A Fortune for Your Disaster by Hanif Abdurraqib
“& I tell my boys there is a reason songs from the 90s are having a revival & it’s because the heart & tongue are the muscles with the most irresistible histories.” Abdurraqib’s lines lunge; his titles blur into the text. There’s real energy in this book, and there’s also a compelling sense of love, longing, and loss. His poems hold hope, but a measured one: “If one must pray, I imagine // it is most worthwhile to pray towards endings. / The only difference between sunsets and funerals // is whether or not a town mistakes the howls / of a crying woman for madness.” In a series of poems titled “How Can Black People Write About Flowers at a Time Like This”—a question that is, tellingly, also a statement—Abdurraqib delivers some of his most pointed lines: “maybe all the blues / requires is a door / through which a person / can enter and exit.” He ends one poem: “a father stands / over his crying son & hisses / I’ll give you something to cry about / as if he didn’t already / bring a child into a world / that requires neither of them.” A deft collection.
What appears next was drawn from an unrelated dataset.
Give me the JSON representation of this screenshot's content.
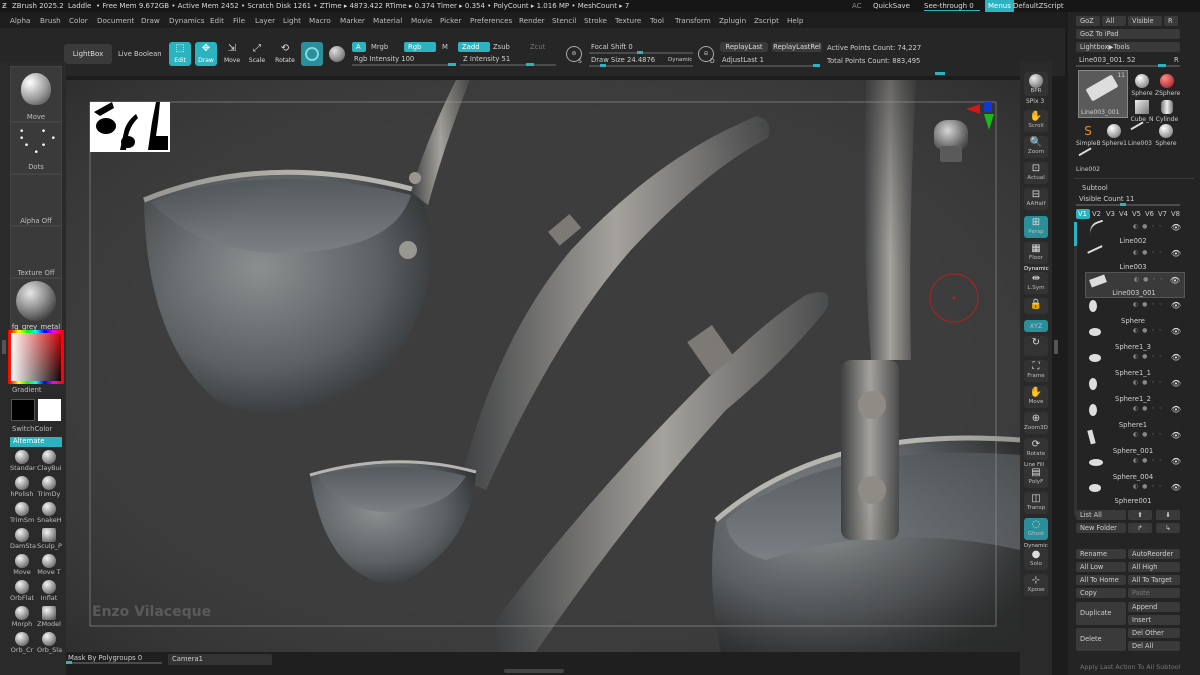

Valuing by Christopher Kondrich
Valuing opens with an apt epigraph from Simone Weil: “Everything without exception which is of value in me comes from somewhere other than myself, not as a gift but as a loan which must be ceaselessly renewed.” Her words mark this collection. “It is alright,” Kondrich writes. “You may dwell in me.” Elsewhere: “In order to be immortal you have to be invisible to the part of you that knows you have to die.” Kondrich’s poems have the curious gift of being gently abstract—not vague, but broad, perhaps even kenotic. From Caedmon: “I sit with my head in my hands, turned / against everything. I’m facing what I think // is the wind. It has the eyes I’ve sought, / the skin I’ve felt under stone.” This outward sense makes many of Kondrich’s poems feel like hymns released into the sky. Valuing is a refreshingly sincere and skilled book about the ineffable: “Friend, if you are there, / come to meet me. I am drifting devoured. / I am ready to say goodnight. / Come meet me so I can release it.”